NATHANIEL HAWTHORNE: A PROFOUND CHRISTIAN WRITER
There has always been a debate centered on the profound nature of Hawthorne’s Christianity. Several literacy experts have questioned whether indeed Hawthorne was a Christian or whether he was just a moralist who wrote exciting short stories in his time. According to (Lynch 2010) the relationship between Hawthorne and Christianity is clear in all his writings but mostly in the Scarlett Letter. John cline wrote an unpublished thesis that centered on categorizing the Christianity of Hawthorne as per the use of the bible in his writing. He shows several similar quotations in the bible as well as the short stories written by Hawthorne. However, his thesis has often been critiqued as lacking much substance and reference to become an academic authority.
Hawthorne was born during what many historians have termed as the second rebirth; this is an era when there existed extreme religious awakening. Churches were being built at a fervent speed; revivals began to be held almost daily. Hawthorne was exposed to this fever and therefore it is reflected in his writing. He criticizes the lack of faith and morals that are depicted in the judgment of others such as found in the scarlet letter short story. Further, one can identify several characters in his stories that are named after biblical characters. However, unlike the majority of the Christians during his time who were more interested in the hype, Hawthorne attempts to show a deeper meaning to Christianity. He heavily critiques what he terms as puritans that are, religious fanatics who seem to think they are above others simply because of their faith, instead he portrays Christianity as a Unitarian religion where all people can come under the worship of one God and faith.
(Means 2006) cites that majority of the critiques have failed to see and show the importance of the bible to Hawthorne personally. He states that it is only on this basis that one would understand the basis of his work. The short stories that have entertained the world for decades cannot be separated from the life of Hawthorne. (Turner 1980) states that Hawthorne often quoted the bible with the frequency of one who was more than familiar with the scriptures. In his personal life, he showed his devotion to the Christian faith. He attended regularly the Sunday service and his own family often engaged in the study of the bible and evening prayers together, a sign that Christianity was taken seriously in the Hawthorne household.
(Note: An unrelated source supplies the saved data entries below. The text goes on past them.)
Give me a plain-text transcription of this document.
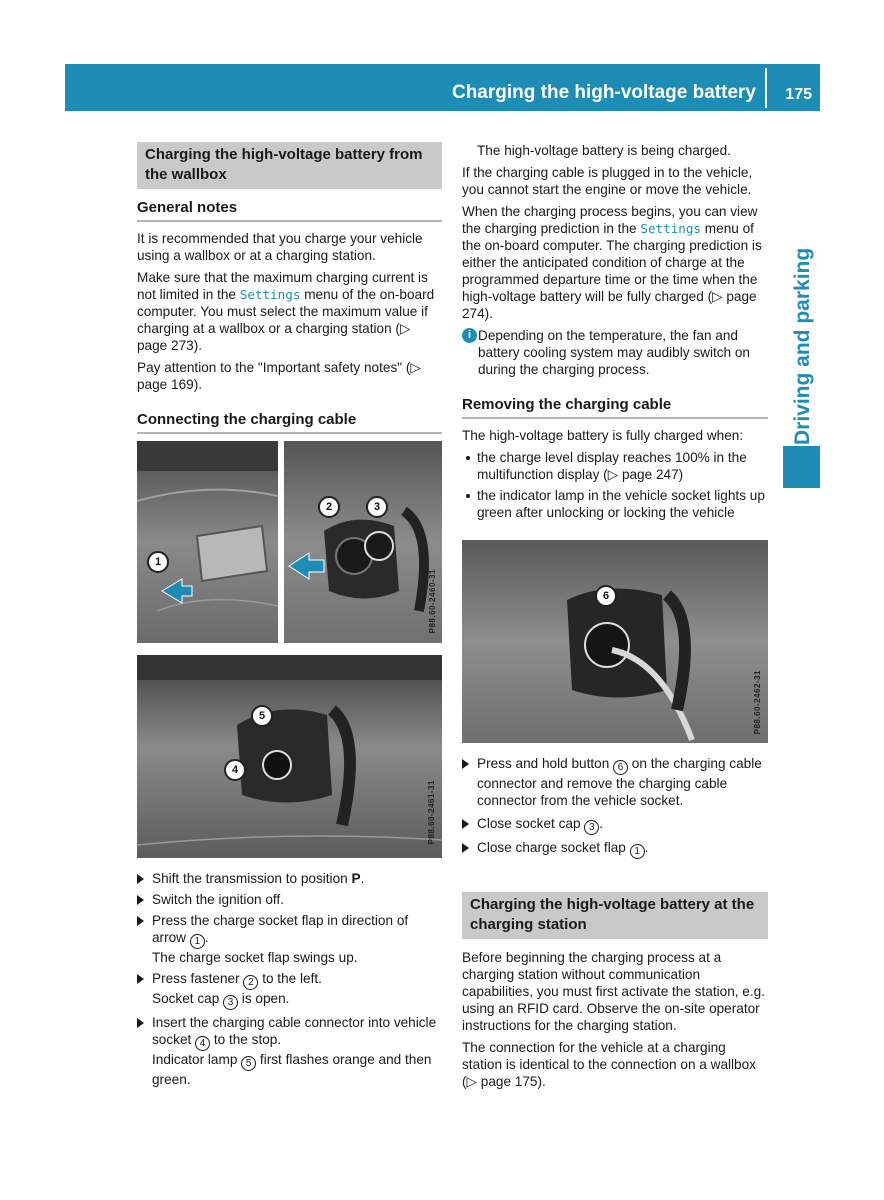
Charging the high-voltage battery 175
Driving and parking
Charging the high-voltage battery from the wallbox
General notes

It is recommended that you charge your vehicle using a wallbox or at a charging station.

Make sure that the maximum charging current is not limited in the Settings menu of the on-board computer. You must select the maximum value if charging at a wallbox or a charging station (▷ page 273).

Pay attention to the "Important safety notes" (▷ page 169).

Connecting the charging cable
1
2	3
P88.60-2460-31
5
4
P88.60-2461-31
Shift the transmission to position P.
Switch the ignition off.
Press the charge socket flap in direction of arrow 1 .
The charge socket flap swings up.
Press fastener 2 to the left.
Socket cap 3 is open.
Insert the charging cable connector into vehicle socket 4 to the stop.
Indicator lamp 5 first flashes orange and then green.

The high-voltage battery is being charged.

If the charging cable is plugged in to the vehicle, you cannot start the engine or move the vehicle.

When the charging process begins, you can view the charging prediction in the Settings menu of the on-board computer. The charging prediction is either the anticipated condition of charge at the programmed departure time or the time when the high-voltage battery will be fully charged (▷ page 274).

i Depending on the temperature, the fan and battery cooling system may audibly switch on during the charging process.
Removing the charging cable

The high-voltage battery is fully charged when:

the charge level display reaches 100% in the multifunction display (▷ page 247)
the indicator lamp in the vehicle socket lights up green after unlocking or locking the vehicle
6
P88.60-2462-31
Press and hold button 6 on the charging cable connector and remove the charging cable connector from the vehicle socket.
Close socket cap 3 .
Close charge socket flap 1 .
Charging the high-voltage battery at the charging station

Before beginning the charging process at a charging station without communication capabilities, you must first activate the station, e.g. using an RFID card. Observe the on-site operator instructions for the charging station.

The connection for the vehicle at a charging station is identical to the connection on a wallbox (▷ page 175).
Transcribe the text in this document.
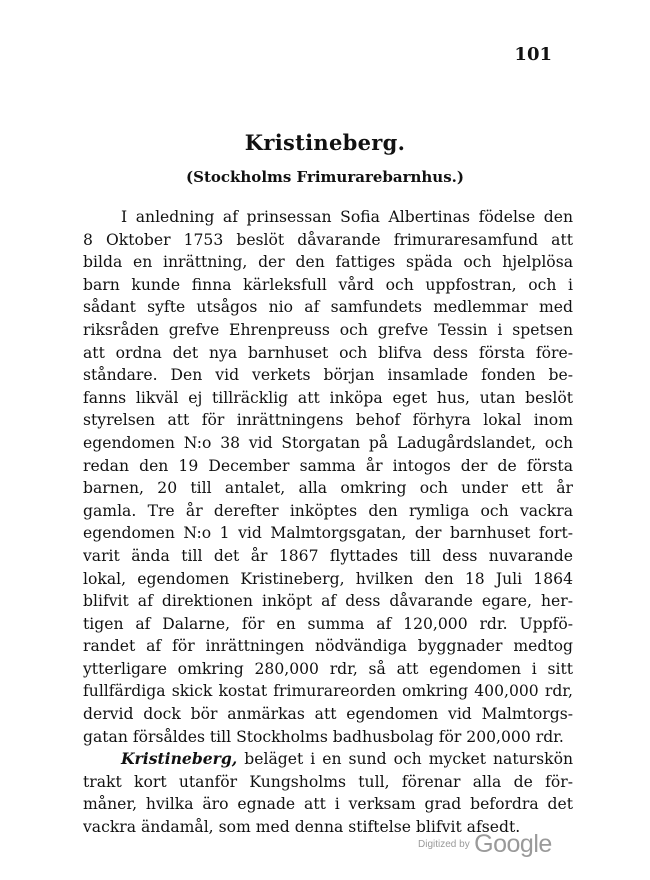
101
Kristineberg.
(Stockholms Frimurarebarnhus.)
I anledning af prinsessan Sofia Albertinas födelse den
8 Oktober 1753 beslöt dåvarande frimuraresamfund att
bilda en inrättning, der den fattiges späda och hjelplösa
barn kunde finna kärleksfull vård och uppfostran, och i
sådant syfte utsågos nio af samfundets medlemmar med
riksråden grefve Ehrenpreuss och grefve Tessin i spetsen
att ordna det nya barnhuset och blifva dess första före-
ståndare. Den vid verkets början insamlade fonden be-
fanns likväl ej tillräcklig att inköpa eget hus, utan beslöt
styrelsen att för inrättningens behof förhyra lokal inom
egendomen N:o 38 vid Storgatan på Ladugårdslandet, och
redan den 19 December samma år intogos der de första
barnen, 20 till antalet, alla omkring och under ett år
gamla. Tre år derefter inköptes den rymliga och vackra
egendomen N:o 1 vid Malmtorgsgatan, der barnhuset fort-
varit ända till det år 1867 flyttades till dess nuvarande
lokal, egendomen Kristineberg, hvilken den 18 Juli 1864
blifvit af direktionen inköpt af dess dåvarande egare, her-
tigen af Dalarne, för en summa af 120,000 rdr. Uppfö-
randet af för inrättningen nödvändiga byggnader medtog
ytterligare omkring 280,000 rdr, så att egendomen i sitt
fullfärdiga skick kostat frimurareorden omkring 400,000 rdr,
dervid dock bör anmärkas att egendomen vid Malmtorgs-
gatan försåldes till Stockholms badhusbolag för 200,000 rdr.
Kristineberg, beläget i en sund och mycket naturskön
trakt kort utanför Kungsholms tull, förenar alla de för-
måner, hvilka äro egnade att i verksam grad befordra det
vackra ändamål, som med denna stiftelse blifvit afsedt.
Digitized by Google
Hawthorne wrote the story, Young Goodman Brown, at a time when he was insecure about his own faith and questioned the existence of true Christians. The story of the young man who loses his faith is actually considered to be a reflection of his own feelings at the time. According to (Reynolds 2001) Hawthorne is through this story trying to re-establish the morals that come with Christian faith. Through the story, he shows how the puritan era had corrupted Christians making the religion one be avoided rather than admired. His work tended to be fixated on morals not because he was some kind of moral judgment but rather because he took his Christian faith seriously. Without faith, as shown by the majority of his characters, human beings become lost in evil deeds whereupon they are unable to seek and find God’s mercy even when they need it most.
Lynch, J. (2010). Nathaniel Hawthorne. Pasadena, Calif: Salem Press
Means, R. (2006). Nathaniel Hawthorne. Toledo, Ohio: Great Neck Publishing.
Reynolds, L. J. (2001). A historical guide to Nathaniel Hawthorne. Oxford [England: Oxford University Press.
Turner, A. (1980). Nathaniel Hawthorne, a biography. New York: Oxford University Press.